L’Idf agisce senza troppi vincoli legali o morali, uccidendo decine di palestinesi ogni giorno e vantandosi del crescente numero di vittime come forma di “pressione militare”. Solo quando il New York Times ha denunciato un chiaro crimine di guerra – il massacro di un’équipe medica palestinese a Rafah – l’esercito ha parzialmente ritrattato le sue bugie e ha licenziato un ufficiale di basso rango.

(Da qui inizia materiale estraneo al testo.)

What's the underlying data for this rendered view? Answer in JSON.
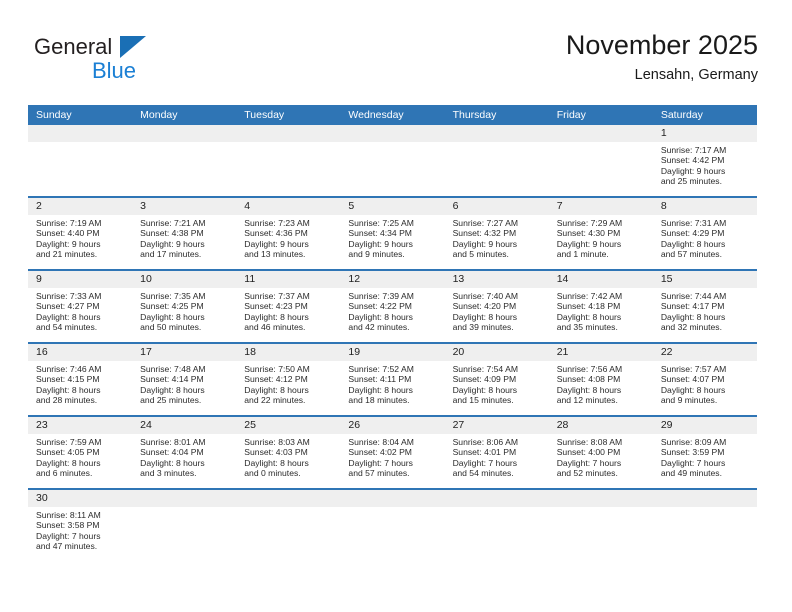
{
  "logo": {
    "word1": "General",
    "word2": "Blue",
    "triangle_color": "#1a6fb5",
    "word2_color": "#1a7fd4"
  },
  "header": {
    "title": "November 2025",
    "subtitle": "Lensahn, Germany"
  },
  "theme": {
    "header_blue": "#2f75b5",
    "date_band_gray": "#efefef",
    "cell_bg": "#ffffff",
    "text": "#222222"
  },
  "weekday_headers": [
    "Sunday",
    "Monday",
    "Tuesday",
    "Wednesday",
    "Thursday",
    "Friday",
    "Saturday"
  ],
  "weeks": [
    [
      {
        "day": "",
        "empty": true
      },
      {
        "day": "",
        "empty": true
      },
      {
        "day": "",
        "empty": true
      },
      {
        "day": "",
        "empty": true
      },
      {
        "day": "",
        "empty": true
      },
      {
        "day": "",
        "empty": true
      },
      {
        "day": "1",
        "sunrise": "Sunrise: 7:17 AM",
        "sunset": "Sunset: 4:42 PM",
        "daylight1": "Daylight: 9 hours",
        "daylight2": "and 25 minutes."
      }
    ],
    [
      {
        "day": "2",
        "sunrise": "Sunrise: 7:19 AM",
        "sunset": "Sunset: 4:40 PM",
        "daylight1": "Daylight: 9 hours",
        "daylight2": "and 21 minutes."
      },
      {
        "day": "3",
        "sunrise": "Sunrise: 7:21 AM",
        "sunset": "Sunset: 4:38 PM",
        "daylight1": "Daylight: 9 hours",
        "daylight2": "and 17 minutes."
      },
      {
        "day": "4",
        "sunrise": "Sunrise: 7:23 AM",
        "sunset": "Sunset: 4:36 PM",
        "daylight1": "Daylight: 9 hours",
        "daylight2": "and 13 minutes."
      },
      {
        "day": "5",
        "sunrise": "Sunrise: 7:25 AM",
        "sunset": "Sunset: 4:34 PM",
        "daylight1": "Daylight: 9 hours",
        "daylight2": "and 9 minutes."
      },
      {
        "day": "6",
        "sunrise": "Sunrise: 7:27 AM",
        "sunset": "Sunset: 4:32 PM",
        "daylight1": "Daylight: 9 hours",
        "daylight2": "and 5 minutes."
      },
      {
        "day": "7",
        "sunrise": "Sunrise: 7:29 AM",
        "sunset": "Sunset: 4:30 PM",
        "daylight1": "Daylight: 9 hours",
        "daylight2": "and 1 minute."
      },
      {
        "day": "8",
        "sunrise": "Sunrise: 7:31 AM",
        "sunset": "Sunset: 4:29 PM",
        "daylight1": "Daylight: 8 hours",
        "daylight2": "and 57 minutes."
      }
    ],
    [
      {
        "day": "9",
        "sunrise": "Sunrise: 7:33 AM",
        "sunset": "Sunset: 4:27 PM",
        "daylight1": "Daylight: 8 hours",
        "daylight2": "and 54 minutes."
      },
      {
        "day": "10",
        "sunrise": "Sunrise: 7:35 AM",
        "sunset": "Sunset: 4:25 PM",
        "daylight1": "Daylight: 8 hours",
        "daylight2": "and 50 minutes."
      },
      {
        "day": "11",
        "sunrise": "Sunrise: 7:37 AM",
        "sunset": "Sunset: 4:23 PM",
        "daylight1": "Daylight: 8 hours",
        "daylight2": "and 46 minutes."
      },
      {
        "day": "12",
        "sunrise": "Sunrise: 7:39 AM",
        "sunset": "Sunset: 4:22 PM",
        "daylight1": "Daylight: 8 hours",
        "daylight2": "and 42 minutes."
      },
      {
        "day": "13",
        "sunrise": "Sunrise: 7:40 AM",
        "sunset": "Sunset: 4:20 PM",
        "daylight1": "Daylight: 8 hours",
        "daylight2": "and 39 minutes."
      },
      {
        "day": "14",
        "sunrise": "Sunrise: 7:42 AM",
        "sunset": "Sunset: 4:18 PM",
        "daylight1": "Daylight: 8 hours",
        "daylight2": "and 35 minutes."
      },
      {
        "day": "15",
        "sunrise": "Sunrise: 7:44 AM",
        "sunset": "Sunset: 4:17 PM",
        "daylight1": "Daylight: 8 hours",
        "daylight2": "and 32 minutes."
      }
    ],
    [
      {
        "day": "16",
        "sunrise": "Sunrise: 7:46 AM",
        "sunset": "Sunset: 4:15 PM",
        "daylight1": "Daylight: 8 hours",
        "daylight2": "and 28 minutes."
      },
      {
        "day": "17",
        "sunrise": "Sunrise: 7:48 AM",
        "sunset": "Sunset: 4:14 PM",
        "daylight1": "Daylight: 8 hours",
        "daylight2": "and 25 minutes."
      },
      {
        "day": "18",
        "sunrise": "Sunrise: 7:50 AM",
        "sunset": "Sunset: 4:12 PM",
        "daylight1": "Daylight: 8 hours",
        "daylight2": "and 22 minutes."
      },
      {
        "day": "19",
        "sunrise": "Sunrise: 7:52 AM",
        "sunset": "Sunset: 4:11 PM",
        "daylight1": "Daylight: 8 hours",
        "daylight2": "and 18 minutes."
      },
      {
        "day": "20",
        "sunrise": "Sunrise: 7:54 AM",
        "sunset": "Sunset: 4:09 PM",
        "daylight1": "Daylight: 8 hours",
        "daylight2": "and 15 minutes."
      },
      {
        "day": "21",
        "sunrise": "Sunrise: 7:56 AM",
        "sunset": "Sunset: 4:08 PM",
        "daylight1": "Daylight: 8 hours",
        "daylight2": "and 12 minutes."
      },
      {
        "day": "22",
        "sunrise": "Sunrise: 7:57 AM",
        "sunset": "Sunset: 4:07 PM",
        "daylight1": "Daylight: 8 hours",
        "daylight2": "and 9 minutes."
      }
    ],
    [
      {
        "day": "23",
        "sunrise": "Sunrise: 7:59 AM",
        "sunset": "Sunset: 4:05 PM",
        "daylight1": "Daylight: 8 hours",
        "daylight2": "and 6 minutes."
      },
      {
        "day": "24",
        "sunrise": "Sunrise: 8:01 AM",
        "sunset": "Sunset: 4:04 PM",
        "daylight1": "Daylight: 8 hours",
        "daylight2": "and 3 minutes."
      },
      {
        "day": "25",
        "sunrise": "Sunrise: 8:03 AM",
        "sunset": "Sunset: 4:03 PM",
        "daylight1": "Daylight: 8 hours",
        "daylight2": "and 0 minutes."
      },
      {
        "day": "26",
        "sunrise": "Sunrise: 8:04 AM",
        "sunset": "Sunset: 4:02 PM",
        "daylight1": "Daylight: 7 hours",
        "daylight2": "and 57 minutes."
      },
      {
        "day": "27",
        "sunrise": "Sunrise: 8:06 AM",
        "sunset": "Sunset: 4:01 PM",
        "daylight1": "Daylight: 7 hours",
        "daylight2": "and 54 minutes."
      },
      {
        "day": "28",
        "sunrise": "Sunrise: 8:08 AM",
        "sunset": "Sunset: 4:00 PM",
        "daylight1": "Daylight: 7 hours",
        "daylight2": "and 52 minutes."
      },
      {
        "day": "29",
        "sunrise": "Sunrise: 8:09 AM",
        "sunset": "Sunset: 3:59 PM",
        "daylight1": "Daylight: 7 hours",
        "daylight2": "and 49 minutes."
      }
    ],
    [
      {
        "day": "30",
        "sunrise": "Sunrise: 8:11 AM",
        "sunset": "Sunset: 3:58 PM",
        "daylight1": "Daylight: 7 hours",
        "daylight2": "and 47 minutes."
      },
      {
        "day": "",
        "empty": true
      },
      {
        "day": "",
        "empty": true
      },
      {
        "day": "",
        "empty": true
      },
      {
        "day": "",
        "empty": true
      },
      {
        "day": "",
        "empty": true
      },
      {
        "day": "",
        "empty": true
      }
    ]
  ]
}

Eppure, anche in queste condizioni favorevoli, Israele è ben lontano dallo sconfiggere Hamas. Il crollo di Hezbollah e la caduta del regime di Assad in Siria, che insieme hanno tenuto tranquillo il fronte settentrionale dallo scorso autunno, non hanno cambiato l’equilibrio di potere sul confine meridionale di Israele. Hamas resta saldamente al comando a Gaza, rafforzandosi sempre di più e tenendo ancora ostaggi israeliani, mentre l’Idf si affanna in operazioni che non portano a nulla.
Invece di unire l’opinione pubblica israeliana con un nuovo sforzo militare senza fine che ha fatto crollare il cessate il fuoco di febbraio con Hamas, Netanyahu ora deve affrontare un’opposizione interna che sta crescendo. Il suo appello a sacrificare gli ostaggi in cambio dell’espulsione dei palestinesi da Gaza (“attuare la visione di Trump”) non è riuscito a entusiasmare l’opinione pubblica al di là della sua base di zelanti fedelissimi.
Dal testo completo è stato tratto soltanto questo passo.